Era un viernes por la noche cuando Ruperto decidió no hablar más, salvo para cosas sumamente importantes. Tomó esa extraña decisión porque ya no soportaba tener que lidiar con la gente. Para él, la gente solo le generaba problemas. Llegó a creer que todos eran menos que él, y atacaba con palabras groseras a las personas con las que se relacionaba. Ruperto era un hombre sumamente orgulloso. Y no es el único. Muchas almas están atrapadas en un mundo de enfermedad por causa del orgullo. Las personas orgullosas y egocéntricas todo lo quieren, todo lo saben, todo les pertenece; son perfectos en su propia opinión. En sus vidas, Jesús no tiene cabida.

La historia bíblica nos presenta a un hombre de ese estilo: orgulloso, egocéntrico y arrogante. No quería reverenciar al Dios del cielo y de la tierra, porque se veía a sí mismo como el único soberano digno de alabanza. Por todas estas razones, Nabucodonosor tuvo que sufrir la humillación de la que habla el libro de Proverbios: «Al que es orgulloso se le humilla, pero al que es humilde se le honra» (Prov. 29:23).
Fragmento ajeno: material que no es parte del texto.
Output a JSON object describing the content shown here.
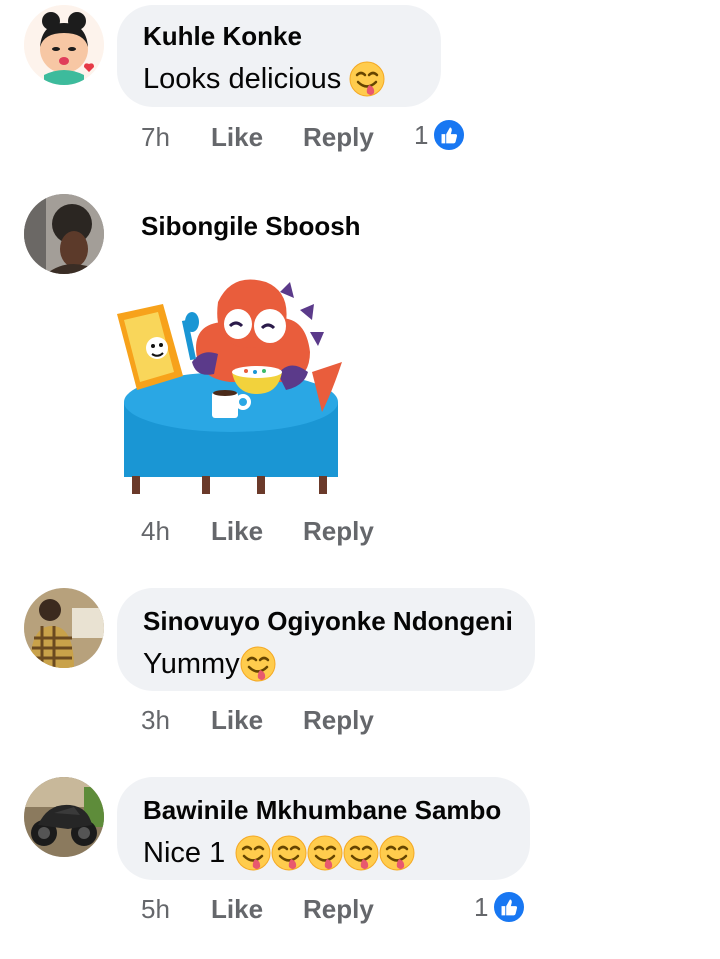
{
  "comments": [
    {
      "author": "Kuhle Konke",
      "text": "Looks delicious",
      "emoji": "yum-emoji",
      "time": "7h",
      "like_label": "Like",
      "reply_label": "Reply",
      "reaction_count": "1",
      "reaction_icon": "like-thumb-icon"
    },
    {
      "author": "Sibongile Sboosh",
      "sticker": "dinosaur-eating-breakfast-sticker",
      "time": "4h",
      "like_label": "Like",
      "reply_label": "Reply"
    },
    {
      "author": "Sinovuyo Ogiyonke Ndongeni",
      "text": "Yummy",
      "emoji": "yum-emoji",
      "time": "3h",
      "like_label": "Like",
      "reply_label": "Reply"
    },
    {
      "author": "Bawinile Mkhumbane Sambo",
      "text": "Nice 1",
      "emoji_count": 5,
      "emoji": "yum-emoji",
      "time": "5h",
      "like_label": "Like",
      "reply_label": "Reply",
      "reaction_count": "1",
      "reaction_icon": "like-thumb-icon"
    }
  ],
  "colors": {
    "bubble": "#f0f2f5",
    "meta_text": "#65676b",
    "like_blue": "#1877f2"
  }
}
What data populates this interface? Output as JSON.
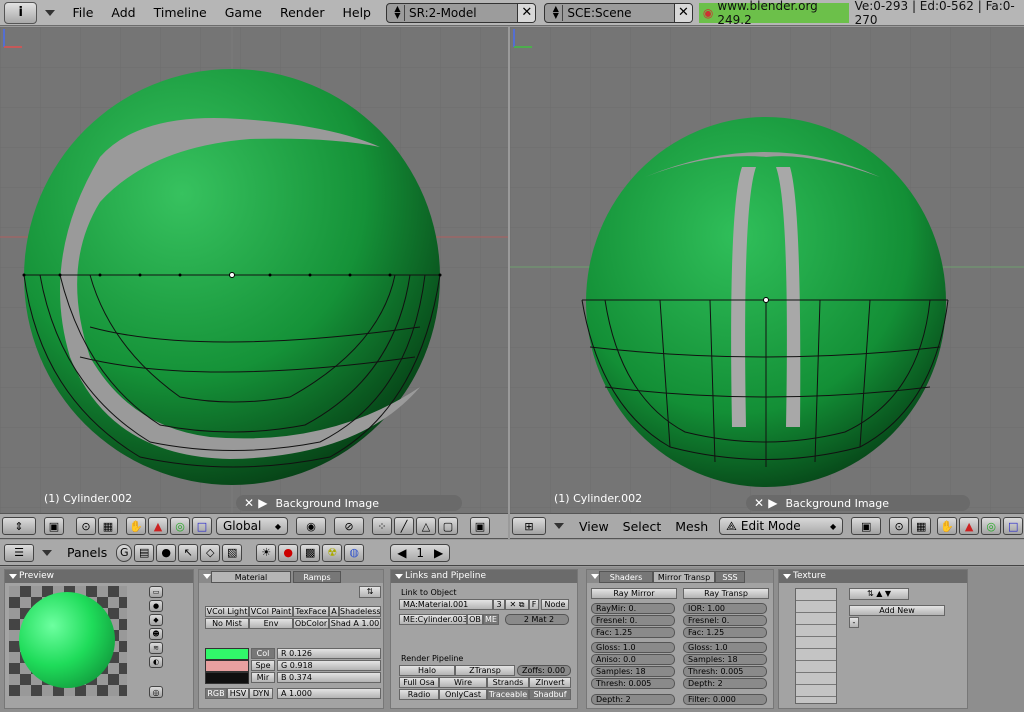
{
  "topbar": {
    "info_icon": "i",
    "menus": [
      "File",
      "Add",
      "Timeline",
      "Game",
      "Render",
      "Help"
    ],
    "screen_field": "SR:2-Model",
    "scene_field": "SCE:Scene",
    "url": "www.blender.org 249.2",
    "stats": "Ve:0-293 | Ed:0-562 | Fa:0-270"
  },
  "viewport_left": {
    "object_label": "(1) Cylinder.002",
    "bg_image_label": "Background Image",
    "header": {
      "orientation": "Global"
    }
  },
  "viewport_right": {
    "object_label": "(1) Cylinder.002",
    "bg_image_label": "Background Image",
    "header": {
      "menus": [
        "View",
        "Select",
        "Mesh"
      ],
      "mode": "Edit Mode"
    }
  },
  "buttons_header": {
    "panels_label": "Panels",
    "frame": "1"
  },
  "panels": {
    "preview": {
      "title": "Preview"
    },
    "material": {
      "tabs": [
        "Material",
        "Ramps"
      ],
      "row1": [
        "VCol Light",
        "VCol Paint",
        "TexFace",
        "A",
        "Shadeless"
      ],
      "row2": [
        "No Mist",
        "Env",
        "ObColor",
        "Shad A 1.00"
      ],
      "color_tabs": [
        "Col",
        "Spe",
        "Mir"
      ],
      "rgb": [
        "R 0.126",
        "G 0.918",
        "B 0.374"
      ],
      "modes": [
        "RGB",
        "HSV",
        "DYN"
      ],
      "alpha": "A 1.000",
      "col_color": "#31f86a",
      "spe_color": "#e8a0a0",
      "mir_color": "#101010"
    },
    "links": {
      "title": "Links and Pipeline",
      "link_to_object": "Link to Object",
      "material_name": "MA:Material.001",
      "users": "3",
      "f_label": "F",
      "node": "Node",
      "mesh_name": "ME:Cylinder.003",
      "ob_label": "OB",
      "me_label": "ME",
      "mat_count": "2 Mat 2",
      "render_pipeline": "Render Pipeline",
      "pipeline_rows": [
        [
          "Halo",
          "ZTransp",
          "Zoffs: 0.00"
        ],
        [
          "Full Osa",
          "Wire",
          "Strands",
          "ZInvert"
        ],
        [
          "Radio",
          "OnlyCast",
          "Traceable",
          "Shadbuf"
        ]
      ]
    },
    "shaders": {
      "tabs": [
        "Shaders",
        "Mirror Transp",
        "SSS"
      ],
      "ray_mirror": "Ray Mirror",
      "ray_transp": "Ray Transp",
      "left": [
        "RayMir: 0.",
        "Fresnel: 0.",
        "Fac: 1.25",
        "Gloss: 1.0",
        "Aniso: 0.0",
        "Samples: 18",
        "Thresh: 0.005",
        "Depth: 2"
      ],
      "right": [
        "IOR: 1.00",
        "Fresnel: 0.",
        "Fac: 1.25",
        "Gloss: 1.0",
        "Samples: 18",
        "Thresh: 0.005",
        "Depth: 2",
        "Filter: 0.000"
      ]
    },
    "texture": {
      "title": "Texture",
      "add_new": "Add New"
    }
  },
  "colors": {
    "viewport_bg": "#757575",
    "mesh_green": "#1a9a3c",
    "accent_green": "#6cc04a"
  }
}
La orden divina fue ejecutada: «Su Majestad será separado de la gente y vivirá con los animales; comerá hierba, como los bueyes, y el rocío empapará su cuerpo. Así vivirá Su Majestad durante siete años, hasta que reconozca que el Dios altísimo tiene poder sobre todos los reinos humanos, y que es él quien pone como gobernante a quien él quiere» (Dan. 4:25). ¿Puedes imaginar a un reconocido rey, cuyo poder había sido admirado en todos los confines de la tierra, transformado en una bestia del monte: ¿Cómo es posible que alguien con tanta grandeza y dominio acabara así?

¿Cómo andas tú de orgullo, prepotencia, egocentrismo y suficiencia propia? ¿Crees que podría tu orgullo llevarte algún día a una situación parecida? Ojalá que no. Ojalá cada mañana recuerdes la importancia de someter el orgullo. Y que puedas recapacitar, como hizo el rey de Babilonia: «Por eso yo, Nabucodonosor, alabo, exalto y glorifico al Rey del cielo, porque siempre procede con rectitud y justicia, y es capaz de humillar a los soberbios» (Dan.4:37, NVI).

Porque «si alguien ha de gloriarse, que se gloríe en el Señor. Porque no es aprobado el que se recomienda a sí mismo sino aquel a quien recomienda el Señor» (2 Cor. 10:17-18, NVI).